IDENTIFICACIÓN: Persiste la desesperanza, la conducta se desorganiza, hay descuido en el vestir, en el aspecto personal, se desatiende la propia salud. Se manifiestan los trastornos en la alimentación y en el dormir. En esta fase hay una aceptación de la pérdida. La tristeza aparece en toda su magnitud. Siente que el mundo no tiene sentido. Se retrae, no acepta salir, nada lo distrae. Manifiesta desinterés por el mundo externo
RECOLECCIÓN: La incorporación de nuevos intereses y relaciones marca la finalización del proceso de duelo. Con el paso del tiempo y la elaboración correspondiente, la persona doliente siente que los recuerdos de la pérdida cada vez más lejanos. Su conversación empieza a abordar otros temas y recupera sus actividades. Comienza a salir. Retoma hábitos de cuidado personal.
Muchas veces creemos que las personas mayores son más vulnerables ante la pérdida de seres queridos, de salud, de economía, etc. Esto lleva muchas veces a que los hijos excluyan a sus padres de los rituales ante la pérdida por temor a que no puedan soportar el dolor. Que los acojan en casa, pero se conviertan en un mueble y no los integren a su círculo familiar.

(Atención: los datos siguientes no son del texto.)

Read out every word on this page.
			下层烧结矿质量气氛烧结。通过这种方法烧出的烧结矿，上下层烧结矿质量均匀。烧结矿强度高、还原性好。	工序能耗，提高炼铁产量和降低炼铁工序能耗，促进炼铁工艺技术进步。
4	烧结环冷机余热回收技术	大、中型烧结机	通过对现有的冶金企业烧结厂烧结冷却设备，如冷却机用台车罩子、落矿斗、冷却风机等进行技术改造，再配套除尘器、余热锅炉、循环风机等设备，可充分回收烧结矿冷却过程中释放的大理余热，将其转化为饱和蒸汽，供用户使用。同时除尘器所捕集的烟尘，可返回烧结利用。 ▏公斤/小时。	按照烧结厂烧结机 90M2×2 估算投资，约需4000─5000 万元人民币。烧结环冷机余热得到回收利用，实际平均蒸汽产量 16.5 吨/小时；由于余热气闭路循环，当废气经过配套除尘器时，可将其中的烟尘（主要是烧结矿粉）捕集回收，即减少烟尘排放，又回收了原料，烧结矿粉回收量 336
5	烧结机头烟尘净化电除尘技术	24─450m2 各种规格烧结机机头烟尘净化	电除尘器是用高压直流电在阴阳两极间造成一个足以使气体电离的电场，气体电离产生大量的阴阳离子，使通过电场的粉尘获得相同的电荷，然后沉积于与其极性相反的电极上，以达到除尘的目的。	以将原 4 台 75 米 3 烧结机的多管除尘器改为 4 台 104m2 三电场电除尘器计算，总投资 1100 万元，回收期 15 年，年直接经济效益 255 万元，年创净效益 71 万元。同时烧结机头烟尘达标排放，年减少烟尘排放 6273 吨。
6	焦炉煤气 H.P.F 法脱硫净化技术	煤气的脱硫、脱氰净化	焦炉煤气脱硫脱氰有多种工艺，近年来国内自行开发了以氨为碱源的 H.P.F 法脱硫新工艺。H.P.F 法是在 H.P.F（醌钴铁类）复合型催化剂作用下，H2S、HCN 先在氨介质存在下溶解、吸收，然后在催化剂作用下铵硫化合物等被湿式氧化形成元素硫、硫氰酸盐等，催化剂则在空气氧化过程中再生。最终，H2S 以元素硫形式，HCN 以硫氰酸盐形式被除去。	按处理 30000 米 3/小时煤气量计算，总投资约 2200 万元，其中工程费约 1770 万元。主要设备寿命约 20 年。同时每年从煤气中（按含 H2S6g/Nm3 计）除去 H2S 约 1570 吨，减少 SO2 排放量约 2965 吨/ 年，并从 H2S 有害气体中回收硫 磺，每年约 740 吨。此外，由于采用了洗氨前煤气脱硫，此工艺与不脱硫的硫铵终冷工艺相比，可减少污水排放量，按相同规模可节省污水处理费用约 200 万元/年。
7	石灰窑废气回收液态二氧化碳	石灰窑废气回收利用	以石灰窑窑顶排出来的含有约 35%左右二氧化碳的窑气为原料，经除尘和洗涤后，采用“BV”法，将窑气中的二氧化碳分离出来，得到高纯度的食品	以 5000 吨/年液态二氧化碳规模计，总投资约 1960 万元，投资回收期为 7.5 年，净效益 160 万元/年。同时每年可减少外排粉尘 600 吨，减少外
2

En muchas personas mayores el duelo se prolonga en forma desmesurada, predominando una sensación de tristeza interminable. Para otros, en cambio, la conciencia del final de la vida actúa como motor para la reconexión con el mundo externo Es muy importante que la persona mayor pueda expresar su dolor de acuerdo a sus propias costumbres. Si se ve imposibilitado de hacerlo por características de su personalidad, por las exigencias del medio, o por no querer incomodar a sus hijos, su proceso de duelo es más largo. Muchas veces es necesario buscar ayuda de un profesional para poder ayudar a salir de su duelo y poder integrarse a su nuevo estilo de vida.
Los que tengamos un adulto mayor en duelo tenemos la obligación de estar con ellos y buscar la ayuda profesional para que pueda ser lo más breve y doloroso su duelo. Debemos hacerlo sentir útil y sobre todo que es parte de una familia y sentir el amor que se tiene para él.
¡Vida, nada me debes! ¡Vida, estamos en paz!